Riverhead Town Supervisor Laura Jens-Smith, town attorney Bob Kozakiewicz and assessor Laverne Tennenberg spoke against the abatement at the Riverhead meeting, as did Riverhead assistant school superintendent Sam Schneider and Michael Raniere, an attorney for the district.

Also speaking against the abatement was Robert Trotta, a Republican Suffolk County legislator from Fort Salonga.

Mr. Kozakiewicz and Ms. Tennenberg spoke at the Hauppauge meeting as well.

Ben Zwirn, the director of community affairs for the college, spoke in favor of the abatement at both meetings.

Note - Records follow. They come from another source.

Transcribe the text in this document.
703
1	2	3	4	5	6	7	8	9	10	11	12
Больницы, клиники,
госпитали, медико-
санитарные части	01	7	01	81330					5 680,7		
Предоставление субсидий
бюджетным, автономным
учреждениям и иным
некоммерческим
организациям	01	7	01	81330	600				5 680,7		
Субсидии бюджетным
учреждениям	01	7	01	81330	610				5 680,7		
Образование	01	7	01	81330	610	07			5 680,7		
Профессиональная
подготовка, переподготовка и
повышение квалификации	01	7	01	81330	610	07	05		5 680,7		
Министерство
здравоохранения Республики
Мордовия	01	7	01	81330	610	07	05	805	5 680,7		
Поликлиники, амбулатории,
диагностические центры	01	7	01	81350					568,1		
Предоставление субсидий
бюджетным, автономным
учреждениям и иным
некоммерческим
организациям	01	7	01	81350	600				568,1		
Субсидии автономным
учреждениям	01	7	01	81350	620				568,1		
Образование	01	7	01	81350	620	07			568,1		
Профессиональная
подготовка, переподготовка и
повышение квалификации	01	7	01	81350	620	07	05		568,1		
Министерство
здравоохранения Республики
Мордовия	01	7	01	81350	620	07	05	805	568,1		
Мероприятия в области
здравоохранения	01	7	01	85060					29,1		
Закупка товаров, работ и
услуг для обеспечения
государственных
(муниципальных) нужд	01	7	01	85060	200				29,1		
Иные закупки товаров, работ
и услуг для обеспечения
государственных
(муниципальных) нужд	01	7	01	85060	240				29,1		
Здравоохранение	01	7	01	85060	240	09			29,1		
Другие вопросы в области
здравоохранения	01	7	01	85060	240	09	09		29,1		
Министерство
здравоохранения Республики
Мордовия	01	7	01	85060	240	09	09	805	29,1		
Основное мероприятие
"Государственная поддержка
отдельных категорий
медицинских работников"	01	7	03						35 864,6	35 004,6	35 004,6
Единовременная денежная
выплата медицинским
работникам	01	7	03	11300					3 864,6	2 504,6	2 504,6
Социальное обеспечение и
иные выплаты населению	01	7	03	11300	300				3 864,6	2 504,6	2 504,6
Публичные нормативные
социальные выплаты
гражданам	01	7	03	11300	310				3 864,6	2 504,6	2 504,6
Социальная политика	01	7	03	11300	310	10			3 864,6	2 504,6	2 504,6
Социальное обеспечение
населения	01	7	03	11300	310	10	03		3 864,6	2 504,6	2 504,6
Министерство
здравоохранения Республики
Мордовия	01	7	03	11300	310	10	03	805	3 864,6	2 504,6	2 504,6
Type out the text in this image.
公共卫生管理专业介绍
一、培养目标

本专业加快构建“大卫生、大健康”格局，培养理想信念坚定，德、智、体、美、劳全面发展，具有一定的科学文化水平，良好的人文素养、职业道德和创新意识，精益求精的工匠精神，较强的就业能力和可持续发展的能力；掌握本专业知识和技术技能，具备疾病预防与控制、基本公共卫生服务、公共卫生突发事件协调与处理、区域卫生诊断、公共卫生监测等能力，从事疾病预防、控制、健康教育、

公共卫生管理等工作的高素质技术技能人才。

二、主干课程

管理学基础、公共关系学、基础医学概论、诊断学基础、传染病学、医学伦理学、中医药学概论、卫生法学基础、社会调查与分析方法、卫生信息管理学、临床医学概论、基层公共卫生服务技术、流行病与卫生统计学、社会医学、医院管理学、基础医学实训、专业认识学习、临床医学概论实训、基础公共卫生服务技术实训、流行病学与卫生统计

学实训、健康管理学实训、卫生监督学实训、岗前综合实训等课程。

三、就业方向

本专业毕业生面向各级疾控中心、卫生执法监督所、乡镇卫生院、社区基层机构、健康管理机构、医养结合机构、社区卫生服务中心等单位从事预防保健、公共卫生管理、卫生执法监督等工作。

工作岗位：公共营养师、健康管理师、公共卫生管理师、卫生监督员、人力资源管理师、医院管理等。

The town and school district maintain that Culinary Arts Riverhead, LLC, headed by builder Ron Parr, still owes them more than $328,805 in payment in lieu of taxes from a prior 10-year tax abatement that expires at the end of this year. Mr. Parr leases the building to the county.

That tax abatement requires Culinary Arts Riverhead to pay special district taxes like sewer and water district taxes. The proposed 10-year enhancement would not require the college to pay any property taxes.

Mr. Zwirn said if the college owned the building, and not Mr. Parr, it would be tax exempt. But he said the county is not in a position to buy the building.

Town and school officials had brought a lawsuit against Mr. Parr and both agreed to settle that lawsuit for an amount that Mr. Kozakiewicz acknowledged is less than what is owed.